Fast forward to 2019 and interaction design is a major focus in the graphic and web design world. It’s so common that even Google leverages the medium throughout its product portfolio and even their Google Doodles. So, how can you capitalize on interaction design to make your website dynamic and appealing?
What is Interaction Design?
First, let’s define this concept. Interaction or interactive design is a dynamic website where your visitors are able to engage with the site rather than being passive receivers of information. Interaction design is ideal for businesses that want to focus on capturing a customer’s attention and ultimately keep them on their site for extended periods of time.
While some people believe that any immersive site can fall under the category of interactive design, some experts state that the interactions you create have to be relevant and contribute to achieving your business goals. But most importantly, interaction design relies heavily on UX principles to create a website that’s intuitive and easy to use.
What Do You Need for Successful Interaction Design?
Like we mentioned earlier, creating an interactive site that’s user-friendly means you need to pay special attention to UX and ensure that it’s supporting your goals. For example, if you’re creating a site that’s meant to help people on the go, you should focus on mobile and tablet browsing optimization.
And by extension, you need to make sure that any additional animations, movements, or design elements don’t just look nice but help visitors understand how they’re supposed to interact with your site. With this guiding concept in mind, pay attention to the five dimensions of interaction design.
Text is a major component for UX and, by extension, interaction design. Ambiguous, hard-to-read content isn’t interactive and will have the opposite effect of driving traffic away.
- Is your content clear and easy to read?
- How is the tone? Does it match your target audience?
- Are text blocks too long?
- Would bullet points be a better way to display information?
2D: Visual Representations
By default, most people are visual learners. It’s easier to consume information via visual cues rather than reading long blocks of text. So, whenever possible, relying on graphics or visual design to support your CTA and site’s purpose is the smarter option.
- Do your graphics complement your overall layout?
- Is it easy for users to understand how to navigate through your site?
- Can you replace text with icons or avatars that offer a cleaner aesthetic?
- Are the images on your site the correct resolution, and are they relevant to your business and goals?
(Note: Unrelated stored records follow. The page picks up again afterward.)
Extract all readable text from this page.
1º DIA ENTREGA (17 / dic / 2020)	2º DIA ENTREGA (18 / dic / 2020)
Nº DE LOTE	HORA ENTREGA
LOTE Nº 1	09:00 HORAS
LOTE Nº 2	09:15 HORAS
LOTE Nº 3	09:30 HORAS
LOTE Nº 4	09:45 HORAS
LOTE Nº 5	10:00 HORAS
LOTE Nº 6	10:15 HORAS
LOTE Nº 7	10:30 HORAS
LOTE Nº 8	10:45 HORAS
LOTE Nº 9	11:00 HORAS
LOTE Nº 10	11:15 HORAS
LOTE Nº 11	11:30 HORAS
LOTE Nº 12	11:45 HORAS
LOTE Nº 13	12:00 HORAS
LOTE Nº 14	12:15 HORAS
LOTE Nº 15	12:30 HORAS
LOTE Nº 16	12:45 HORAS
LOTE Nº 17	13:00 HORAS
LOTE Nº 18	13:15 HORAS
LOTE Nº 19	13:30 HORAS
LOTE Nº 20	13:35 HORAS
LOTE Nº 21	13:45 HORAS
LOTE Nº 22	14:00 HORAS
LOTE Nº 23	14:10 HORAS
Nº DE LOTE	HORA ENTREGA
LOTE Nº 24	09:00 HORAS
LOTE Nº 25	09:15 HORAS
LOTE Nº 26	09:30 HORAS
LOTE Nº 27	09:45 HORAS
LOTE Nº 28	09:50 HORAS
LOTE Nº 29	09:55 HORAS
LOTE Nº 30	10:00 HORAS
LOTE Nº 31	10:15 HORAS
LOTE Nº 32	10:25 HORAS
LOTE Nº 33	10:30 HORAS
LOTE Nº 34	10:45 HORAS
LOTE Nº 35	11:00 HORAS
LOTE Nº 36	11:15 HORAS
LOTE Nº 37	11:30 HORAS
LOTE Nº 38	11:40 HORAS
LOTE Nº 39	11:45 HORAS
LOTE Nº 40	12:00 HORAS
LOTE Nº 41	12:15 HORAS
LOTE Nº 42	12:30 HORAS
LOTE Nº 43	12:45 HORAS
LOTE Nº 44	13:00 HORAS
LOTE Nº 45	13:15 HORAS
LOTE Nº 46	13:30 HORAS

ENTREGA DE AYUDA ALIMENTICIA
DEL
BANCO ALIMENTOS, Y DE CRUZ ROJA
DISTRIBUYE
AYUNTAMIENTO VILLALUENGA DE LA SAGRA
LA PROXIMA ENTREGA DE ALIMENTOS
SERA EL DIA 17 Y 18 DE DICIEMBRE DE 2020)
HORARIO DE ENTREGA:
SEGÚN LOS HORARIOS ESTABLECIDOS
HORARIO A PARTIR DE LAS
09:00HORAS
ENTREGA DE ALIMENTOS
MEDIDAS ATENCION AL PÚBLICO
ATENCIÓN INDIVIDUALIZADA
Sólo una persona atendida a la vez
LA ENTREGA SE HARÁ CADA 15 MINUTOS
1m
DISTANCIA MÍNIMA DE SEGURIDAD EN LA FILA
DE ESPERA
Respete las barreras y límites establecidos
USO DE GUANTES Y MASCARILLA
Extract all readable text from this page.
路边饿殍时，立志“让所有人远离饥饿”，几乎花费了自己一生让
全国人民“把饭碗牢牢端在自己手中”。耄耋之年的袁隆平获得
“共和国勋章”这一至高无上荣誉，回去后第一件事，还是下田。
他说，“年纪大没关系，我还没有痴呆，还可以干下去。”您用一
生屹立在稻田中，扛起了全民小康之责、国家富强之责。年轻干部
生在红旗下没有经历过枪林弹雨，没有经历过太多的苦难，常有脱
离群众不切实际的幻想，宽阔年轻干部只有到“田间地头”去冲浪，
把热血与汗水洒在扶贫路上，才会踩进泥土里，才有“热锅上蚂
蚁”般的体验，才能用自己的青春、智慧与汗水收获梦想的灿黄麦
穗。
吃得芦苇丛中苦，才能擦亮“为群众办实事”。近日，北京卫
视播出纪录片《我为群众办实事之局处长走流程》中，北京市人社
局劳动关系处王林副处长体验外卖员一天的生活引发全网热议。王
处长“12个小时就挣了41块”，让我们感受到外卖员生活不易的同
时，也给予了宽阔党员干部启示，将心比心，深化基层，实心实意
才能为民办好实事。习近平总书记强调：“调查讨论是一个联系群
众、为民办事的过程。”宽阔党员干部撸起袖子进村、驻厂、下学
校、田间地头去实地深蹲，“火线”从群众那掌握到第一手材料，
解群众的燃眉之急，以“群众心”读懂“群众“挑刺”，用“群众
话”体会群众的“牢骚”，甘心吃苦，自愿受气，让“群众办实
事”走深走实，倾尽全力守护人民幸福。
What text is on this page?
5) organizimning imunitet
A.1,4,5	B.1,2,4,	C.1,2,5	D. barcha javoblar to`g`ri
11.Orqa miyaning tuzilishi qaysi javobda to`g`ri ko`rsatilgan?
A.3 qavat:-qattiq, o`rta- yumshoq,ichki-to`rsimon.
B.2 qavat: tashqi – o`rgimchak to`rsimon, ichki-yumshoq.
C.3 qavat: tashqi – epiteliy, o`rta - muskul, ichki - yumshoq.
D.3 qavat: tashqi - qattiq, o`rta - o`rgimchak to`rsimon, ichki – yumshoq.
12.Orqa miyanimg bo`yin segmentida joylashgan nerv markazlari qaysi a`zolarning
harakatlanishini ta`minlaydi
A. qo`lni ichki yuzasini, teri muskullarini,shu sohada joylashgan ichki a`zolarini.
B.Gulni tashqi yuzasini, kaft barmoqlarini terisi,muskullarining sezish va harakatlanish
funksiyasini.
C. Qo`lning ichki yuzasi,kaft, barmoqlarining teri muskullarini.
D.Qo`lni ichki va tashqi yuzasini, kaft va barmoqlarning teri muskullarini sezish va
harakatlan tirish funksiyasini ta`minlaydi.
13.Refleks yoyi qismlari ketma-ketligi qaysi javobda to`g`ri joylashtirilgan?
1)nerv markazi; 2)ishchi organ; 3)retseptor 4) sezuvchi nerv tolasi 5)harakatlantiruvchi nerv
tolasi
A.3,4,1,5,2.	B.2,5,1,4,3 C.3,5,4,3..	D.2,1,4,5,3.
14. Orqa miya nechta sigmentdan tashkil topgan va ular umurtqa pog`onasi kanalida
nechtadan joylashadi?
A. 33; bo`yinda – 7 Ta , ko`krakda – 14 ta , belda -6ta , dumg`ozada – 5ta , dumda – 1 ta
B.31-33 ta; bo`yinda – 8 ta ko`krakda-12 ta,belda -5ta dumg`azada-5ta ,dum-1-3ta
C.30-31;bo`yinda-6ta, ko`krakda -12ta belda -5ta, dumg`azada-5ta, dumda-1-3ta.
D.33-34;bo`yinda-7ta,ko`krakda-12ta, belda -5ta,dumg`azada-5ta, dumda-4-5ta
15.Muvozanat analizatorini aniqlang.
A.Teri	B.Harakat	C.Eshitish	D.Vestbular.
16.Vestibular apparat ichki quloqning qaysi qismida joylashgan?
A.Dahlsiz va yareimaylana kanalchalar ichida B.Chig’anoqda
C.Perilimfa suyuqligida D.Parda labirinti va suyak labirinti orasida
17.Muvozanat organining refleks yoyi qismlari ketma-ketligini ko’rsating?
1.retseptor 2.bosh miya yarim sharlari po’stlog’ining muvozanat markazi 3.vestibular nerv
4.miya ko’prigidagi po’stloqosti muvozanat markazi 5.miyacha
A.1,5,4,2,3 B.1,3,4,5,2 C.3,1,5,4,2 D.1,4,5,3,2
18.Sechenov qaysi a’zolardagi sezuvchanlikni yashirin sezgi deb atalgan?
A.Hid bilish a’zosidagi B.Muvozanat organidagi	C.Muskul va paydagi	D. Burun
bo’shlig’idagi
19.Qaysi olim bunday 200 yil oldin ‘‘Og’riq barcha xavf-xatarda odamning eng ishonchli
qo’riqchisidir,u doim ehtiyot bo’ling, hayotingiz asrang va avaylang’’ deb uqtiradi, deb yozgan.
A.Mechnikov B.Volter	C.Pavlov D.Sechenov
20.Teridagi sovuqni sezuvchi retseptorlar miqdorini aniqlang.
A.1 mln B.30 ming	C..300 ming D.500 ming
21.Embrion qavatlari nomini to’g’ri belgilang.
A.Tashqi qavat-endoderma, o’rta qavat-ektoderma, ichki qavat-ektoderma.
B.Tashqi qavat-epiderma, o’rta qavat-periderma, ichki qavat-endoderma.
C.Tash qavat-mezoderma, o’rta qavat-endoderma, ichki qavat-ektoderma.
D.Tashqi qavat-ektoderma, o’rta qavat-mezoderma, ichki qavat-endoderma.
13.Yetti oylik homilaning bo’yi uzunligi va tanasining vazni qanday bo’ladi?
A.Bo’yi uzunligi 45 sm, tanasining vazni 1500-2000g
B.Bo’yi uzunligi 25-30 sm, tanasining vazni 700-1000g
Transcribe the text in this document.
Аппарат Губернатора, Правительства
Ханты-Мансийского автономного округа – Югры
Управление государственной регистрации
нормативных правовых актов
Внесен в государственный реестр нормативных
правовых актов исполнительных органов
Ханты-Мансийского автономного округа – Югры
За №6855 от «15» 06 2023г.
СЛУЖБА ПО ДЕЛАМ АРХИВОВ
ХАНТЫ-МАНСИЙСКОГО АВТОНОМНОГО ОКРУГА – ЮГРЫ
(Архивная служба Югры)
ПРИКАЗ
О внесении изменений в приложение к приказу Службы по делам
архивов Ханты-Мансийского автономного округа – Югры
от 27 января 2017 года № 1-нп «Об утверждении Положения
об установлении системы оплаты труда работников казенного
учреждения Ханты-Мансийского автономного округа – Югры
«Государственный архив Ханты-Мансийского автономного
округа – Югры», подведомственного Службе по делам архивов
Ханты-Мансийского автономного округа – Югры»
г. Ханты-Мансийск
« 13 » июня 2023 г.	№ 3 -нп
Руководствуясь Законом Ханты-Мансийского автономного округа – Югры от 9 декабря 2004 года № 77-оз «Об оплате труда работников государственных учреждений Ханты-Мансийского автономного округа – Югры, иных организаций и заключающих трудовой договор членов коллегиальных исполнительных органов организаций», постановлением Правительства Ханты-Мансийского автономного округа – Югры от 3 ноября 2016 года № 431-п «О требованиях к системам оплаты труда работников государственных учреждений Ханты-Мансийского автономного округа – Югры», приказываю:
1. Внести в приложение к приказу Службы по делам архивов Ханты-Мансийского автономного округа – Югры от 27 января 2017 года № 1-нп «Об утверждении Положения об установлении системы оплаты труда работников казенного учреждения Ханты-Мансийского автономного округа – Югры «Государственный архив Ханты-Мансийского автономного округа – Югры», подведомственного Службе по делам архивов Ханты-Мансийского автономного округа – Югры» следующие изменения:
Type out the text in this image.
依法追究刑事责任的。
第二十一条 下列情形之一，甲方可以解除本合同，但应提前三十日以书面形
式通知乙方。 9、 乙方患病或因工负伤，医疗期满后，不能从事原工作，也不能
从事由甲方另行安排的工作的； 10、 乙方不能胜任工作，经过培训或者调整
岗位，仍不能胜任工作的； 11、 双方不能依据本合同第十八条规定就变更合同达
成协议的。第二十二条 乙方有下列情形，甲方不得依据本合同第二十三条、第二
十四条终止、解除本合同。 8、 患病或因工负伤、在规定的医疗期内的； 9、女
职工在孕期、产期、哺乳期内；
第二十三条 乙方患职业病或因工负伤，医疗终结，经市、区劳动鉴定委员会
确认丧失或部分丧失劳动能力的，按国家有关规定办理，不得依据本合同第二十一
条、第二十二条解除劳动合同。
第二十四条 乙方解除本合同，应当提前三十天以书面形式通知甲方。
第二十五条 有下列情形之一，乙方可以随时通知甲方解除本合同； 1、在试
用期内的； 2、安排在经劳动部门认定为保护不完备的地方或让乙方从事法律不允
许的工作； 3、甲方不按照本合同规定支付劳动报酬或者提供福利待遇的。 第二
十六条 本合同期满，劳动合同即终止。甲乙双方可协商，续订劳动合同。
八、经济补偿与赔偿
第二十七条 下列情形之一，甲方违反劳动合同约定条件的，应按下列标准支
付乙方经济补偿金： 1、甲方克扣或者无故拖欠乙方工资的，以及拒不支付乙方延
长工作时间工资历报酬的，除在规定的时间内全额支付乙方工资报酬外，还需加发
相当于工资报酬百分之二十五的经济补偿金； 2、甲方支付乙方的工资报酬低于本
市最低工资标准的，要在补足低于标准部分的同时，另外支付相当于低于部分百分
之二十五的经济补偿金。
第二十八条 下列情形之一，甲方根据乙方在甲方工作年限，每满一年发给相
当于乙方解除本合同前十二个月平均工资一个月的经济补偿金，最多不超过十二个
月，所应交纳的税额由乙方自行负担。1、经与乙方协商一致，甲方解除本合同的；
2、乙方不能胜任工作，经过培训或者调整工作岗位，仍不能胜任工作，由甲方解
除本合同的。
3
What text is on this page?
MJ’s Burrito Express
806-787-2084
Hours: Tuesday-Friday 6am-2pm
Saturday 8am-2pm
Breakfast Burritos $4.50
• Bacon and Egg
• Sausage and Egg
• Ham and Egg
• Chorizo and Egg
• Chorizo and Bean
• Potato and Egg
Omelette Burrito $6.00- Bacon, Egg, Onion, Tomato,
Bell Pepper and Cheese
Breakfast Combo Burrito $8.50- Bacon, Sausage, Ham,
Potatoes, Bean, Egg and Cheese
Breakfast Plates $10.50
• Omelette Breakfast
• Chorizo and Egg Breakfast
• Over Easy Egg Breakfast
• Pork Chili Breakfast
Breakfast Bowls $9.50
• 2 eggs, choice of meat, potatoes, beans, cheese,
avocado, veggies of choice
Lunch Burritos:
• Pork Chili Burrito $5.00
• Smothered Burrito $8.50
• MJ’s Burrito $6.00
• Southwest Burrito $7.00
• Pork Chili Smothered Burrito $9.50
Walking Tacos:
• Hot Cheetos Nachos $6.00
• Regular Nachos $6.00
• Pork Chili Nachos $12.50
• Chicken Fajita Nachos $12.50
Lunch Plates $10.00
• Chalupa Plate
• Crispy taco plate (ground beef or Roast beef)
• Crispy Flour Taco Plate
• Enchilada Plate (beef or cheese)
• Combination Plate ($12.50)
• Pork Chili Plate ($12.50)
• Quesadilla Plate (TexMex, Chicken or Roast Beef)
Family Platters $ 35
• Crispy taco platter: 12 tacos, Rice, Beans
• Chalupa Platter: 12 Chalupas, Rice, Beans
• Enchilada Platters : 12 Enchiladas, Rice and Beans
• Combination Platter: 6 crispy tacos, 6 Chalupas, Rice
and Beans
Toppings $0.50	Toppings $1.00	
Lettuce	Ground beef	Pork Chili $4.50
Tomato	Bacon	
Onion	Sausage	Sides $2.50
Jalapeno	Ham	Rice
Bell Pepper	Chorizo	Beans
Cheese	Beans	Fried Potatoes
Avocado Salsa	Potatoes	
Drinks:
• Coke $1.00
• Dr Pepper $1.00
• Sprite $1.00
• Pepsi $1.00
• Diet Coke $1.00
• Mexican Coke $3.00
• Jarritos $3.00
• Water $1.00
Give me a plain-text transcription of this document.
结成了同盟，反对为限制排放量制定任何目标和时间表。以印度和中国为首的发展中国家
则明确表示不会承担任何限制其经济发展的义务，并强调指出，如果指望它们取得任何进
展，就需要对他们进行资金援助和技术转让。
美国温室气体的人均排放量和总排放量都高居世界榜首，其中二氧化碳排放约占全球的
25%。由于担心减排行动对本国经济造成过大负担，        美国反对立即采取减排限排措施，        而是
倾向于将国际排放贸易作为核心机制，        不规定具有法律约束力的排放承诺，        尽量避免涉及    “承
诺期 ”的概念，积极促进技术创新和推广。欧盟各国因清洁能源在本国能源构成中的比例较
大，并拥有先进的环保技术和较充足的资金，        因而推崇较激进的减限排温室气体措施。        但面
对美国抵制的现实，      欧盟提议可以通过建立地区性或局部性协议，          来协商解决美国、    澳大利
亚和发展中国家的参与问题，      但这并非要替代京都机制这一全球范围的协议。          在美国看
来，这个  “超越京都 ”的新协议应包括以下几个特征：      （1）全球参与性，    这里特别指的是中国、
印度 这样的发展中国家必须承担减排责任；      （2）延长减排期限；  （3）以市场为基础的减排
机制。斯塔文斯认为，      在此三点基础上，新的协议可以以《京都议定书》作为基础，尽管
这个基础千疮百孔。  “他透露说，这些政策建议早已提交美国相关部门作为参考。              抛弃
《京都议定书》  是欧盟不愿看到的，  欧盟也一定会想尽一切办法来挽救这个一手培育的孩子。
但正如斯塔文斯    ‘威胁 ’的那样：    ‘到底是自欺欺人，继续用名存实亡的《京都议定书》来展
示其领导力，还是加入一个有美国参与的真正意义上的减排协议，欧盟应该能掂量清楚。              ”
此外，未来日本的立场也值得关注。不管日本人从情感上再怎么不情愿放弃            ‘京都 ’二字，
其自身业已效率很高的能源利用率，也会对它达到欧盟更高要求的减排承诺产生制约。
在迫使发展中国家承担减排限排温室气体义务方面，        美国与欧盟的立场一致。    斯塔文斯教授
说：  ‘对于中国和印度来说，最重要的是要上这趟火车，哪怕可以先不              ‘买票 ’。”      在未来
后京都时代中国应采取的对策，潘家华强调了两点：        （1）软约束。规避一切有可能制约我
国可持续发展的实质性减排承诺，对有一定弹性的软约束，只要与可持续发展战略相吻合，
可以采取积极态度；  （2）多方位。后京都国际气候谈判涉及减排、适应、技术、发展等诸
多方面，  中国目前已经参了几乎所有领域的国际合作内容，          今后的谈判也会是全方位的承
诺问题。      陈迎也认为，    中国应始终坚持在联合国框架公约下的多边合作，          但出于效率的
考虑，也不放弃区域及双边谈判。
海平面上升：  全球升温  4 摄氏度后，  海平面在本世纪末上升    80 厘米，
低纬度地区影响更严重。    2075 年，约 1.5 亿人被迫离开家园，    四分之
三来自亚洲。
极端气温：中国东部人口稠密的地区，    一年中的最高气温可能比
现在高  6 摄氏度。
3D: Physical Objects or Space
This dimension refers to placement. In addition to being visual learners, most people are instinctively drawn to symmetry. Sites that fail to focus on this aspect can appear asymmetrical and feel cluttered or confusing to navigate.
- Are there inconsistent spaces between text blocks or graphic elements?
- Does your website maintain a consistent experience across devices?
- If your website is meant to be used on the go, is it user-friendly enough that someone can use it with only one hand on their mobile phone?
This might feel like the most abstract dimension for interaction design, but in this scenario, time refers to more than just how long a person stays on your site. In this capacity, “time” references how the user experience feels for the visitor.
- If you have a site that loads slowly, do you have a compelling animation to serve as a distraction to pacify users? Without this, slow load times can lead to page abandonment.
- If you’re creating a site that’s meant for people to visit frequently, is there something built in to help users track their time or pick up from where they last were?
Behavior refers to how users feel when interacting with your site. Is it a breeze to move through your sales cycle, or are there built-in roadblocks that lead to frustration?
- Before launching your site, test drive it with an informal focus group to gather feedback and make adjustments as needed.
- If you’re already live, pay attention to customer feedback and take note of common complaints so you can make corrections.